On October 26, the Department of Justice formally revised its regulations setting out when it may obtain information from or records of members of the news media, including from third-party service providers. These regulations were a long time in the making, prompted by the backlash to revelations that the Justice Department had, in the waning days of the Trump administration, secretly seized the phone and email records of reporters at CNN, The Washington Post, and The New York Times. Following the public outcry, Attorney General Merrick Garland issued a memorandum in July 2021 largely prohibiting the use of “compulsory legal process” to obtain journalists’ records and promising to “further explain, develop, and codify” these protections in regulations. The attorney general’s commitment was a significant victory for press freedom. But, as the Knight Institute noted at the time, much would turn on how the Justice Department revised its regulations and whether it filled in some troubling gaps.

A year and change later, the results are in—and they’re largely positive. To start, the Justice Department incorporated the ban on the use of certain types of compulsory legal process to obtain information from members of the news media into its regulations, with only limited exceptions. The agency also expanded the list of legal tools the Justice Department is prohibited from using to target reporters. The 2021 policy barred the use of subpoenas, warrants, court orders issued pursuant to 18 U.S.C. § 2703(d) and § 3123, and civil investigative demands; the new regulations also prohibit wire, oral, and electronic communication surveillance orders issued pursuant to 18 U.S.C. § 2518, and requests for communications data and other assistance made under mutual legal assistance treaties.

The regulations also protect a broader universe of “newsgathering” activities. While the policy memo protected members of the news media from compulsory process if they had done nothing more than possess or publish information (whether unclassified or classified), the regulations also protect the pursuit of information. The policy memo left room for the Justice Department to exclude from protection any journalists who seek out classified information from their sources, on the theory that they are “soliciting” classified information in violation of the Espionage Act. While the new regulations do not explicitly rule out the possibility that the Justice Department will exclude journalists engaged in this activity from protection, the use of the word “pursuing” suggests that the new regulations may encompass this aspect of newsgathering.

These changes should be celebrated. They will allow reporters more space to do the work that the public needs them to do.

That said, the regulations aren’t perfect. Perhaps most significantly, they fail to define the phrase “member of the news media,” although that term determines who qualifies for the regulations’ protections. This omission will be less of an issue for members of traditional news media organizations; journalists at The New York Times and The Washington Post can be confident that they are protected. But others—Substackers, citizen journalists—will be left wondering. This is especially so because, though the regulations state who within the Justice Department is responsible for determining whether someone is a member of the news media, the regulations do not specify the criteria they will use to make that decision. According to a 2016 record the Institute and the Freedom of the Press Foundation obtained through a Freedom of Information Act request, the Justice Department decides who qualifies for protection by considering a dozen different factors, ranging from the individual’s employer to the kind of content they produce. As we’ve written before, a multifactor test is not inherently bad, and could give the agency flexibility to include within the policy individuals and entities that a more formal definition would exclude. But the level of discretion such a system affords the agency, coupled with the Justice Department’s lack of transparency about the determinations it makes, is cause for concern.

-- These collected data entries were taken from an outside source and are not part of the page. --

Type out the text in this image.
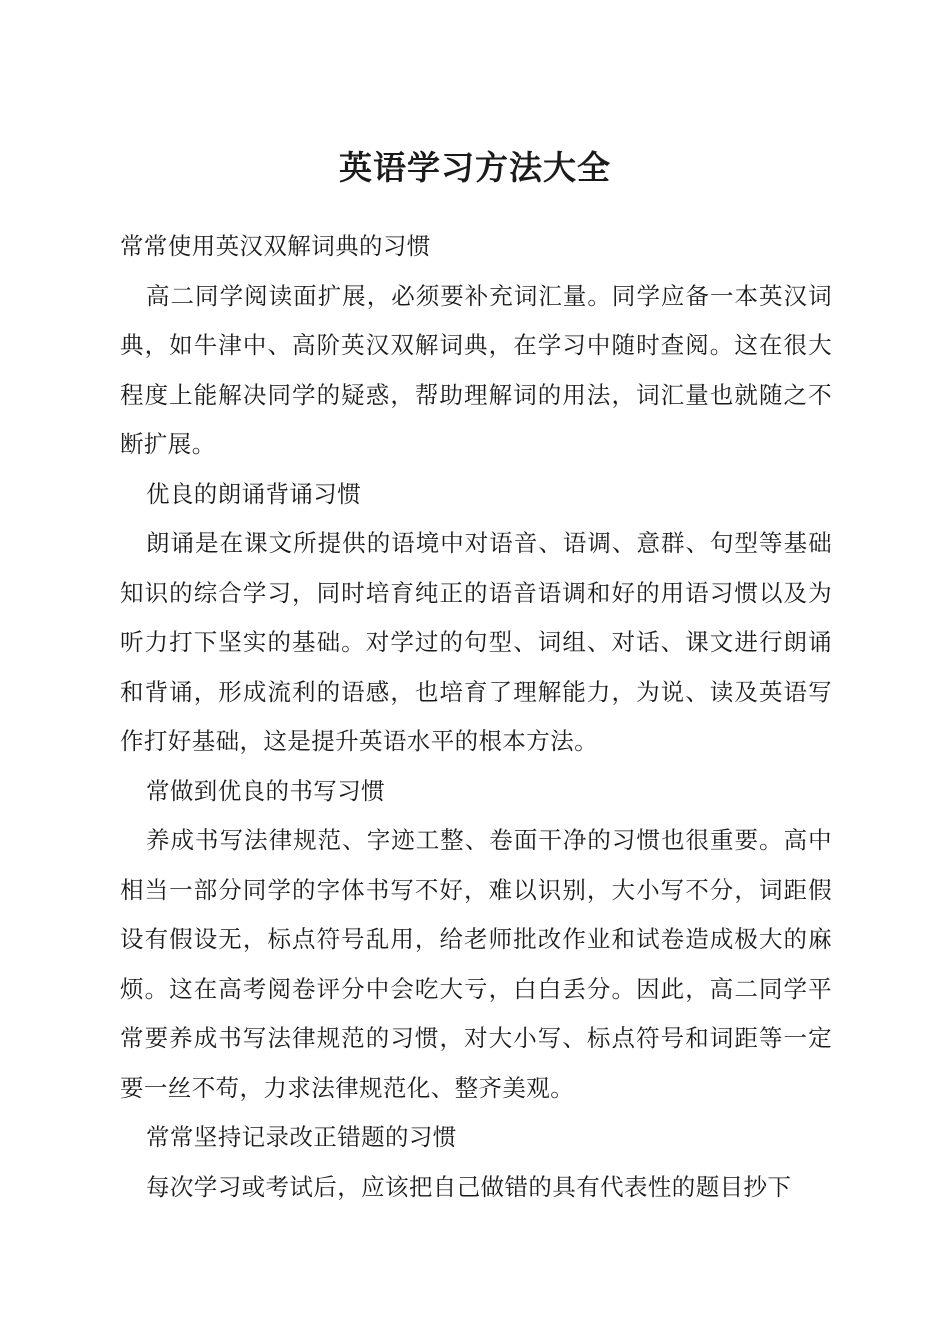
英语学习方法大全

常常使用英汉双解词典的习惯

高二同学阅读面扩展，必须要补充词汇量。同学应备一本英汉词典，如牛津中、高阶英汉双解词典，在学习中随时查阅。这在很大程度上能解决同学的疑惑，帮助理解词的用法，词汇量也就随之不断扩展。

优良的朗诵背诵习惯

朗诵是在课文所提供的语境中对语音、语调、意群、句型等基础知识的综合学习，同时培育纯正的语音语调和好的用语习惯以及为听力打下坚实的基础。对学过的句型、词组、对话、课文进行朗诵和背诵，形成流利的语感，也培育了理解能力，为说、读及英语写作打好基础，这是提升英语水平的根本方法。

常做到优良的书写习惯

养成书写法律规范、字迹工整、卷面干净的习惯也很重要。高中相当一部分同学的字体书写不好，难以识别，大小写不分，词距假设有假设无，标点符号乱用，给老师批改作业和试卷造成极大的麻烦。这在高考阅卷评分中会吃大亏，白白丢分。因此，高二同学平常要养成书写法律规范的习惯，对大小写、标点符号和词距等一定要一丝不苟，力求法律规范化、整齐美观。

常常坚持记录改正错题的习惯

每次学习或考试后，应该把自己做错的具有代表性的题目抄下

Another area in need of improvement is the Justice Department’s definition of compulsory legal process. Though the department expanded the scope of this phrase in the revised regulations, the definition still does not encompass all types of compulsory legal process that might be used against journalists to obtain sensitive information. It does not include the various surveillance authorities of the Foreign Intelligence Surveillance Act, for example, and it is unclear whether it extends to national security letters.

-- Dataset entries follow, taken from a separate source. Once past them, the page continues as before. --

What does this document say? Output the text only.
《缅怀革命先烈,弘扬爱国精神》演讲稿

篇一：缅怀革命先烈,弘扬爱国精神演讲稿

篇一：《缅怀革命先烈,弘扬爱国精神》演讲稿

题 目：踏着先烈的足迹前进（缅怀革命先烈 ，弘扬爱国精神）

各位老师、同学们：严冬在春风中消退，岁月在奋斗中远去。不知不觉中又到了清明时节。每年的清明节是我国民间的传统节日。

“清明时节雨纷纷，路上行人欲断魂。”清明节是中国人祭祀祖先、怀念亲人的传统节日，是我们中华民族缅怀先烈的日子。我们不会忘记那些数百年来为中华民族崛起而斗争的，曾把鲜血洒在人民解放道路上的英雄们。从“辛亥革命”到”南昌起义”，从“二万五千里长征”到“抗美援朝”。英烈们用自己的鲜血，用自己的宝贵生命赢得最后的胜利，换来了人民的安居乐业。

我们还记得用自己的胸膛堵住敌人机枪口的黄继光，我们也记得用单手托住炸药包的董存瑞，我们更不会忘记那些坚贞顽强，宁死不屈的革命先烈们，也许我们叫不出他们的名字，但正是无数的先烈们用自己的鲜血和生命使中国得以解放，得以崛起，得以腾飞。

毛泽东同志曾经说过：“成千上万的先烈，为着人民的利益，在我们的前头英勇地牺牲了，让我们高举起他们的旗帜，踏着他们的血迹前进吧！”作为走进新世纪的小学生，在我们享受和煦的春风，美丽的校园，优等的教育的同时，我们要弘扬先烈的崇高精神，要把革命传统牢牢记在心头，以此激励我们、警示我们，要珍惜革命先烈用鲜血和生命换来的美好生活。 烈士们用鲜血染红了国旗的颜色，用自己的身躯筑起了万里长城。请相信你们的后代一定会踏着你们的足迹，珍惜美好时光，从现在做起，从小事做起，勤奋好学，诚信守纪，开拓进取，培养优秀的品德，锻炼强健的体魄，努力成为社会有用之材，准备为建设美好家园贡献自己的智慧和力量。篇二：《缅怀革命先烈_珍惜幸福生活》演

The Justice Department should tighten the guidelines to address these issues. Perhaps even more important, Congress should codify them in legislation. Though nearly all states have a shield law or the equivalent, the federal government doesn’t. Codifying these protections would ensure that the news media couldn’t lose these protections on a whim. And, importantly, it would ensure that the judiciary has oversight over the Justice Department’s implementation of these protections, rather than leaving the agency to police itself.

All of this said, we shouldn’t lose sight of how meaningful these reforms are. For the most part, journalists will be able to do their job—central to the functioning of democracy—without fear that the government will have access to their records. These regulations are a win for the press and the public, and now we must work to safeguard these hard-fought victories.